Data storage and manipulation for residual matrices

The Residuals class keeps track of a prediction matrix and the associated residual matrix at each time point.

Arguments

  • residual_info (ResidualInfo): metadata about residuals
  • data_specs (curvefit.core.data.DataSpecs): specifications about what data was passed in in order to generate these residuals

Attributes

  • prediction_matrix (np.ndarray): square matrix of size total number of time points for a group. The rows of the matrix are predictions from models fit on progressively more data, and the columns of the matrix are the predictions for each point in the time series. Everything above the diagonal is an out of sample prediction.
  • residual_matrix (np.ndarray): square matrix of the same size as prediction matrix but has had observations subtracted off of it and (potentially) scaled by the prediction value

Methods

_record_predictions

Records a set of predictions into the prediction matrix.
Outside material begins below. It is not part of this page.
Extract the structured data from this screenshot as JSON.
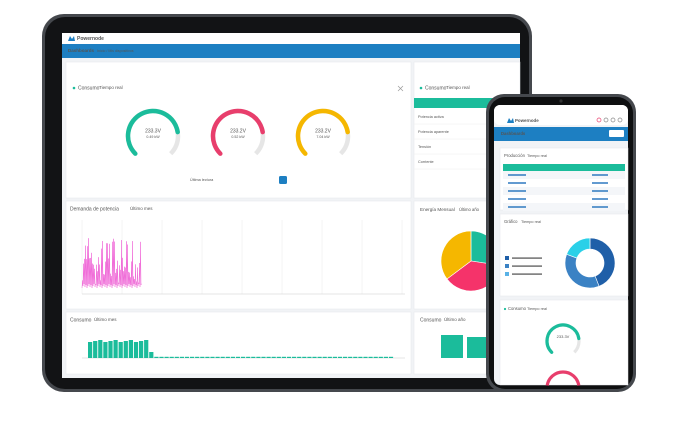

  • i (int): the ith set of predictions (the whole time series) to record
  • predictions (np.array): 1d numpy array of predictions across the time series

_compute_residuals

Given some observed data and an amount of scaling (theta), compute the residuals.

  • obs (np.array): 1d numpy array of observed data in the same space as the predictions
  • theta (float): amount of scaling. A theta = 1 means that they are relative residuals (relative to the prediction magnitude) and a theta = 0 means that they are absolute residuals

_condense_matrix

Takes a square matrix of predictions or residuals and condenses this to a smaller matrix that only has out of sample predictions or residuals, and matches it to metadata about those residuals or predictions including how much data was used to predict (data_density --> "num_data") and how far out was this prediction time point from the last observed time point (sequential diffs --> "far_out").

  • matrix (np.ndarray): the square matrix to condense
  • sequential_diffs (np.array): 1d array of sequential differences in time between observations (e.g. observations 3 time points apart would have sequential_diffs = 3) (results in the "far_out" column)
  • data_density (np.array): the amount of data at each time point dropping all observations beyond this time point (results in the "num_data" column)